Cuando no había internet ni Google, los puestos de periódicos solo vendían diarios y revistas, pero hoy se han convertido en tienditas de refrescos, cigarros o dulces para sobrevivir los desafiantes tiempos de la era electrónica.
El quiosco más antiguo y tradicional de la Ciudad de México, llamado La Chulita, abierto en 1919 por doña Luz Fuentes, sigue ahí en la esquina de Tacuba y Filomeno Mata, bajo la sombra del Palacio de Minería.
A poco más de cien años de vida, el puesto casi ya no es expendio de periódicos pero continúa vendiendo calendarios ilustrados por el célebre pintor de héroes y volcanes, Jesús Helguera, entre otros.

¿Quién no recuerda el cromo de La Malinche y de Hernán Cortés montados en majestuoso caballo blanco, entre el Popocatépetl y el Iztaccíhuatl?
O el retrato de Miguel Hidalgo, en una mano el pendón de la Virgen de Guadalupe y con la otra alzada, en ademán de arengar al pueblo, se convirtió en símbolo de la Independencia nacional en los billetes conmemorativos del Bicentenario.
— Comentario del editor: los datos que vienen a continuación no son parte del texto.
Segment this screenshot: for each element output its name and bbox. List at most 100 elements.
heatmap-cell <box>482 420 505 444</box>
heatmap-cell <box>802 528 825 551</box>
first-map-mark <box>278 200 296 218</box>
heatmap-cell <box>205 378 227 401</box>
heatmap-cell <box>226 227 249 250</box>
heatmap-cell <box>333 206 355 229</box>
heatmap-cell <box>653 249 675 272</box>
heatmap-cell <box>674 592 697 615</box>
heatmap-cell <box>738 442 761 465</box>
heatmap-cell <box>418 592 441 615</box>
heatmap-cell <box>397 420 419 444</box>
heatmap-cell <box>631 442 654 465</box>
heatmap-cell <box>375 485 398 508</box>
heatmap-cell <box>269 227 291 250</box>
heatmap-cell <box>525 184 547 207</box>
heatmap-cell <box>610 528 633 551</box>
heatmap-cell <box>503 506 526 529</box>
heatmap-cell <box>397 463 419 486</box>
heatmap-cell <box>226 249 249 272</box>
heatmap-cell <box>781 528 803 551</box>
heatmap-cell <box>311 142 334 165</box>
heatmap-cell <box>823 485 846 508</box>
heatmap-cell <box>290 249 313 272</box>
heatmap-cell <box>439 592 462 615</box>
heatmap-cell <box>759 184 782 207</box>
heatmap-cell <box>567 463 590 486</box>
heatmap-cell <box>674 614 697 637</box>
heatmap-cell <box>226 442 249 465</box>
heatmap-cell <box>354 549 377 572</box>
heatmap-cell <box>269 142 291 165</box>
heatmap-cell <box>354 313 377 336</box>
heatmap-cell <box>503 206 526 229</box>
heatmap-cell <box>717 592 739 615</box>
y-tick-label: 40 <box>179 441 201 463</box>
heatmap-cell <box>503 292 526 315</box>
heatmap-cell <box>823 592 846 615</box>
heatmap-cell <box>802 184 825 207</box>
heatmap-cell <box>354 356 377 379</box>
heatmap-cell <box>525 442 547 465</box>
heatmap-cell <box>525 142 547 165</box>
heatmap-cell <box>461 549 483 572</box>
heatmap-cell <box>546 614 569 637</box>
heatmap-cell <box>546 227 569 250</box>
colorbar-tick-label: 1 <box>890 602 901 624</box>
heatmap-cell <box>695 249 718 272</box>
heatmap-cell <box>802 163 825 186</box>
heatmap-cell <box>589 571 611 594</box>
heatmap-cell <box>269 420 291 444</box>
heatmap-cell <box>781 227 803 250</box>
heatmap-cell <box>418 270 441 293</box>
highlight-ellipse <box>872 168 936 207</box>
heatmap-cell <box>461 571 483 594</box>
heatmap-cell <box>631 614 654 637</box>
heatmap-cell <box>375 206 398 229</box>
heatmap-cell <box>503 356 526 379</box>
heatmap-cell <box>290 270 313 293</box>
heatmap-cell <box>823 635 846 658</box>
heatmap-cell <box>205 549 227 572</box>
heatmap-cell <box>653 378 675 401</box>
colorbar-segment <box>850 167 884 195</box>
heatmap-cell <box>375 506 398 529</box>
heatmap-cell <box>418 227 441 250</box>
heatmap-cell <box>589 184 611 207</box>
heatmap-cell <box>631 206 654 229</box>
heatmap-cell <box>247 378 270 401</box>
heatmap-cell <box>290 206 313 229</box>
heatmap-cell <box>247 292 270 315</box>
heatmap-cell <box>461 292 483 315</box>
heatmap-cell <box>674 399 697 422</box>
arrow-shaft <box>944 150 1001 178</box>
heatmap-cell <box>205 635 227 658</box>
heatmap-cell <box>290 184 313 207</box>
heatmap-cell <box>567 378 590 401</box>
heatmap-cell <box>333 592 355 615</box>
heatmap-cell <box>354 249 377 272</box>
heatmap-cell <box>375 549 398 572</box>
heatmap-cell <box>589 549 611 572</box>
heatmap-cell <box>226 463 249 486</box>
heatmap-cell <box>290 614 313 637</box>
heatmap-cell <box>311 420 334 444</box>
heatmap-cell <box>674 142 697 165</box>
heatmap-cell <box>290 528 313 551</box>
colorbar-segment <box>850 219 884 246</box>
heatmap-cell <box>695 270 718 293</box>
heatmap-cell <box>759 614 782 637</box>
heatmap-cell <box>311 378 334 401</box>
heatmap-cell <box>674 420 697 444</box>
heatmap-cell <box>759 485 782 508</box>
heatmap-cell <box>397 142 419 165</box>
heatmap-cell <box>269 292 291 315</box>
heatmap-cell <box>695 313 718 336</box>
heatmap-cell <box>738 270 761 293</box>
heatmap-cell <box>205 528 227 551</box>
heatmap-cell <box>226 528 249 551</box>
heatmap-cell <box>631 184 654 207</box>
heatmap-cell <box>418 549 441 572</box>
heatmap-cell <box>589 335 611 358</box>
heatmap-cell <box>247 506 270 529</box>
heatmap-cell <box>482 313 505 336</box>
Ahí en su puesto, ante la mirada de El Caballito, conversé con don Mauro Fuentes Espinoza, descendiente de la fundadora e hijo de Arturo López Aguilar.
“Como no estaban casados mis padres, por eso me dieron los apellidos de mi abuelo”, aclaró el entrevistado.
“Mi papá, Arturo López Aguilar, fue quien estableció la venta de calendarios a nivel individual, a partir de 1939”, dijo.
“Se publicaban mucho estos calendarios de Helguera, muy nacionalistas, en la época de Lázaro Cárdenas”.